Na obra “Recursão” há duas linhas temporais distintas, uma no passado (2007) com a neurocientista Helena Smith e, outra com o policial Barry Sutton (2018). As linhas temporais são intercaladas, portanto, o leitor deve estar atento às datas e ao narrador da vez para entender a trama. A linha temporal do passado (2007) traz a narrativa de Helena Smith, que dedicou muitos anos de sua vida pesquisando a doença de Alzheimer, em grande parte estimulada pela doença que acomete sua mãe. Helena pretende melhorar a qualidade de vida da mãe e de pessoas que tal como ela vão perdendo a consciência de si próprias, das pessoas que a cercam e da realidade vivida. A linha temporal de 2018 traz a narrativa de Barry Sutton investigando casos envolvendo uma nova doença que vem acometendo pessoas e que passa a ser conhecida como Síndrome da Falsa Memória (SFM). O leitor certamente já teve algum dejavu, então, na obra seria algo semelhante, porém, as pessoas lembram nitidamente de situações aparentemente vividas por elas, mas, que não correspondem às suas realidades. Lembram de terem filhos (inclusive do convívio com estes) que não têm, de terem se casado com pessoa que não conhecem, ou, que não as reconhecem. Muitos acabam se suicidando por não conseguirem lidar com essas lembranças vívidas, por não saber quem de fato são e qual é realmente a sua vida. Helena Smith trabalha num experimento para guardar memórias das pessoas que iniciam, ou têm grande probabilidade de desenvolver a doença de Alzheimer. Para a manutenção do sigilo das pesquisas, Helena lidera uma equipe de cientistas numa plataforma de petróleo (desativada no meio do Oceano Pacífico e adquirida para manter o sigilo das pesquisas). Um empresário bilionário financia o projeto. Helena quer ajudar sua mãe e outras pessoas acometidas da doença na manutenção da memória vivida, porém, o empresário parece vislumbrar outras possibilidades para o seu projeto.
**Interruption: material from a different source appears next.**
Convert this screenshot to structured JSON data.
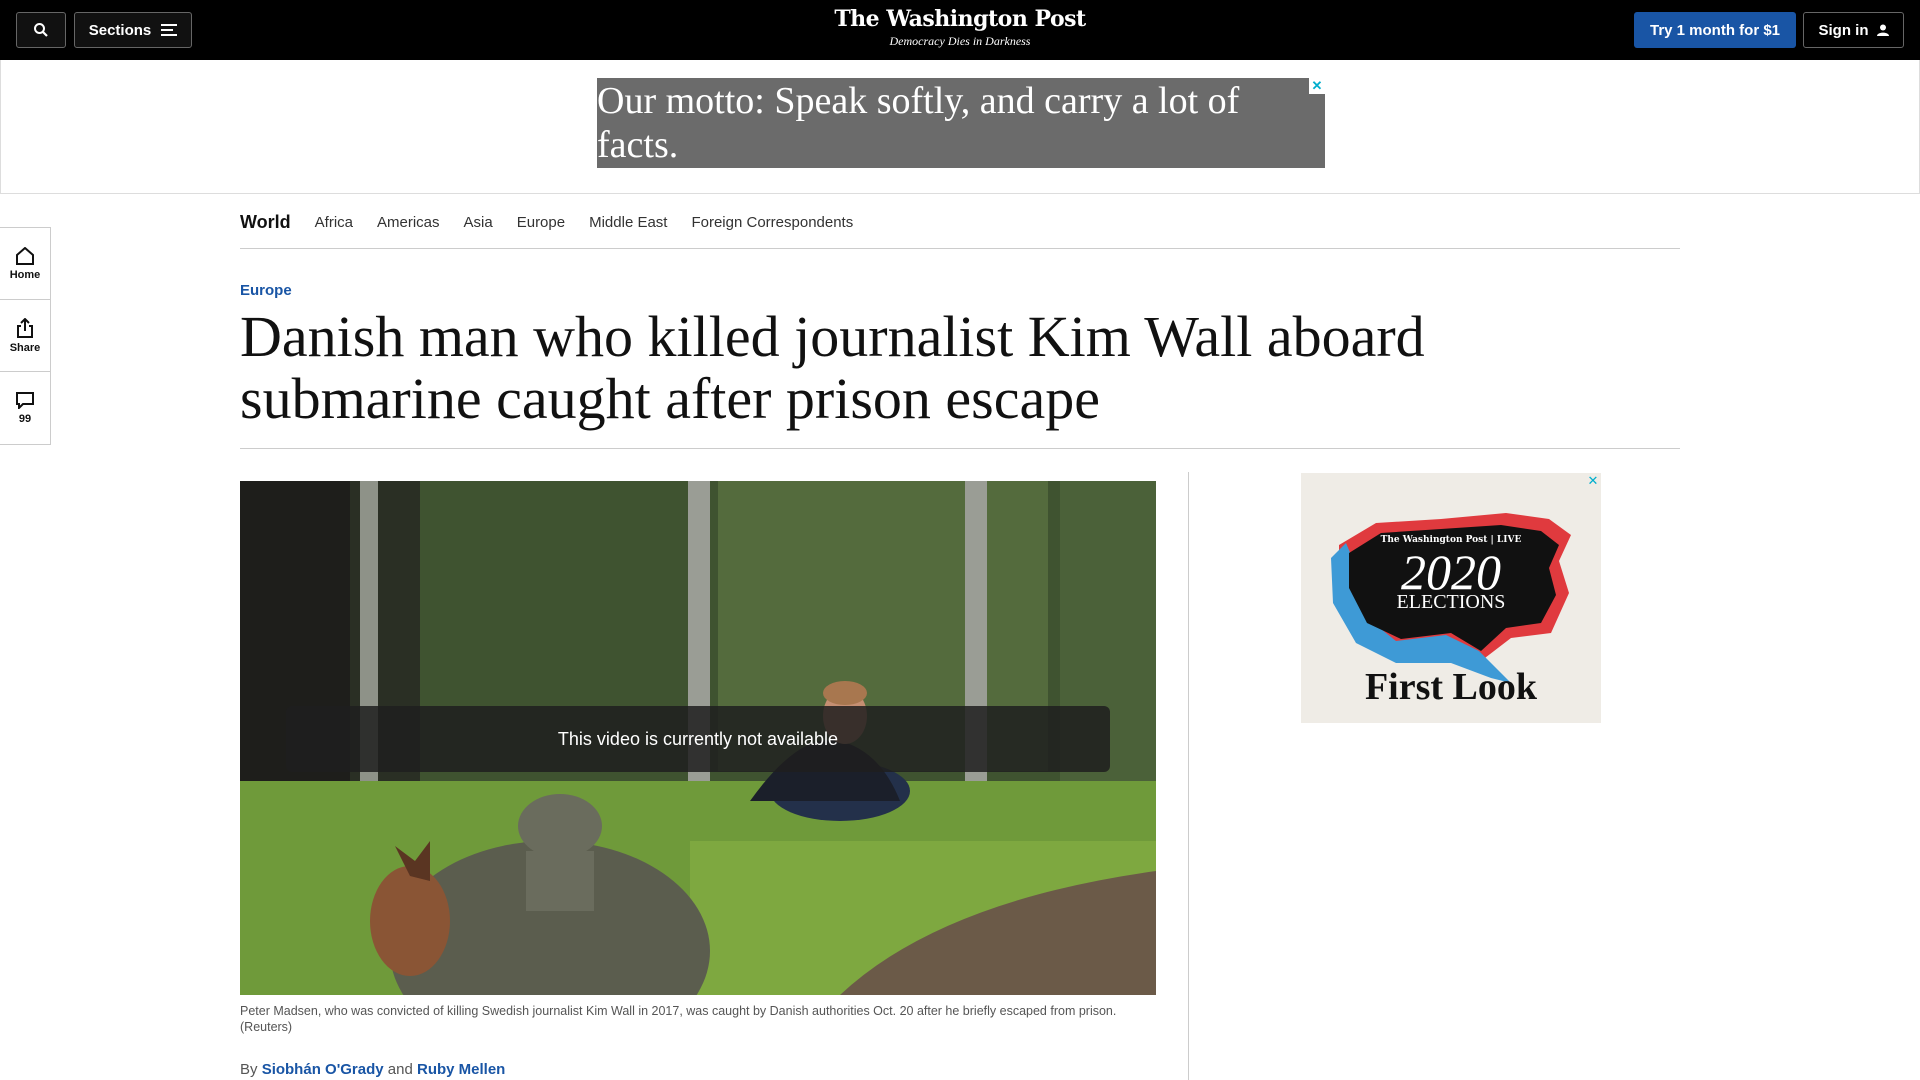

O leitor, conforme a leitura avança, terá a impressão que o autor lhe entrega peças de um quebra-cabeça com as quais vai montando a compreensão da história. A palavra “recursão” tem como significado o ato de recorrer, reajustar. É nesse sentido que a obra acontece, com vários loopings para tentar consertar situações que fugiram ao controle e, proporcionaram desfechos indesejados. Algo como o filme “Efeito Borboleta”, pois, quando se altera algo da memória passada de uma pessoa, ou da sociedade, sempre haverá consequências. O leitor atento ao ler a obra já a imaginará como um roteiro de filme e, o autor já negociou os direitos para a realização de uma adaptação para a telona e, que certamente atrairá grande público às salas de cinema. Enquanto o filme não vem, fica uma excelente dica de leitura.
Sugestão de boa leitura:
Título: Recursão.
Autor: Blake Crouch.
Editora: Editora Intrínseca, 2097, 320 p.